Altering Practices for Urban Inclusion
Altering — The political rationality of our times, namely neo-liberalism triggered a plethora of social, political, financial and ecological crises. As experienced via the global protests and partly triggered by the global financial crisis of 2007-2008 there is a demand for alternative approaches to the ways in which our cities are made. In this context, this research group aims to explore the agency of altering (Petrescu, 2008) the ways of practice in the real-world. Altering practices are those which seek to question and transform the socio-political conditions of the spaces into which they intervene, as well as to test the boundaries and procedures of their own disciplines (Rendell, 2003). Altering practices aim to go beyond the world-as-it-is and extends towards the-world-as-it-can-be, from somehow to otherhow, imagining how our cities and spaces can be made and become otherwise.
Practices — The research group aims at the extension of the concept of practice towards critical spatial research, beyond the limitations of isolated top-down and neo-liberal practices. Integrating social and political domains, the group reframes spatial practice as diverse forms of civic-situated knowledge creation in-and-through design. Employing a multitude of inclusive methods and actions for facilitating design empowerment, these frequently involve co-creation with citizens, other practitioners, NGOs, social and technological developers, as well as governmental organizations.
Urban — A majority of world’s population living in cities implies that significant systemic issues are rooted in urban spaces; so are their alternative solutions. Understanding and acting in the urban beyond the limited managerial or technocratic perspectives and boundaries, and considering the city as a human-ecological settlement providing shared living spaces for the multitude opens up new horizons for thought and action. The research group focuses on urban altering practices which are situated at different frontiers including the spatial, the social, the virtual, the natural, the ephemeral and transitionary, the political, the networks, the “knowledge(s)”, the transdisciplinary… The research group acts in the situated urban contexts and agglomerations of Brussels, Istanbul, Antwerp, New York, Cambodia, …

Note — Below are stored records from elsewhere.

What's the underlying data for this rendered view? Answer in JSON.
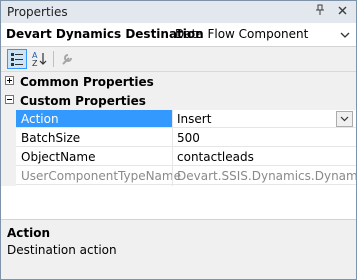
{
  "window": {
    "title": "Properties"
  },
  "titlebar_buttons": {
    "pin_icon": "pin-icon",
    "close_icon": "close-icon"
  },
  "object_selector": {
    "name": "Devart Dynamics Destination",
    "type": "Data Flow Component"
  },
  "toolbar": {
    "tools": [
      "categorized-icon",
      "alphabetical-icon",
      "property-pages-icon"
    ],
    "selected": "categorized-icon"
  },
  "grid": {
    "categories": [
      {
        "label": "Common Properties",
        "expanded": false
      },
      {
        "label": "Custom Properties",
        "expanded": true
      }
    ],
    "properties": [
      {
        "name": "Action",
        "value": "Insert",
        "selected": true,
        "readonly": false
      },
      {
        "name": "BatchSize",
        "value": "500",
        "selected": false,
        "readonly": false
      },
      {
        "name": "ObjectName",
        "value": "contactleads",
        "selected": false,
        "readonly": false
      },
      {
        "name": "UserComponentTypeName",
        "value": "Devart.SSIS.Dynamics.DynamicsDe",
        "selected": false,
        "readonly": true
      }
    ]
  },
  "description": {
    "title": "Action",
    "text": "Destination action"
  },
  "colors": {
    "selection": "#3399ff",
    "titlebar": "#e3e8ef",
    "panel": "#f0f0f0"
  }
}
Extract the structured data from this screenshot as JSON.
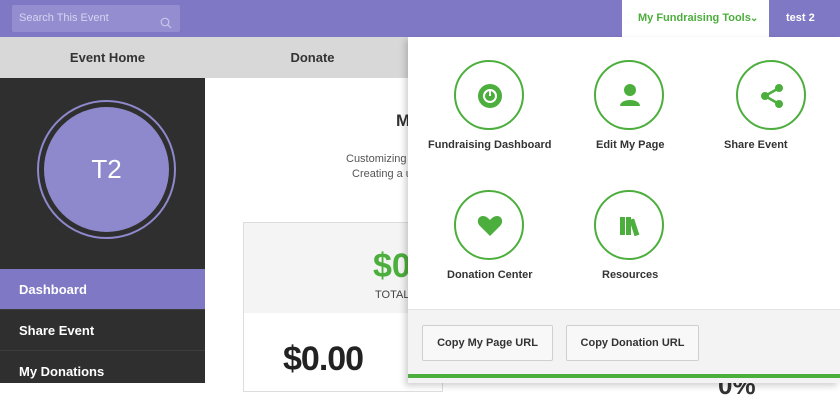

Inclusion — Traditional spatial practices often fail to recognize the complex and unequal relations between people living in cities. Ideas and lived experiences of people at the margins of society provide important insights into institutional failure and social exclusion in urban projects. By setting up academic research in the context of collaborative learning processes, combining outreach-based community and interdisciplinary network practice, the research group generates new knowledge and innovative socio-spatial design approaches to address these challenges. Alt_shift* applies unique participatory design and co-creation methods and tools to learn from underrepresented and overlooked communities and empower them to get involved in design, through design.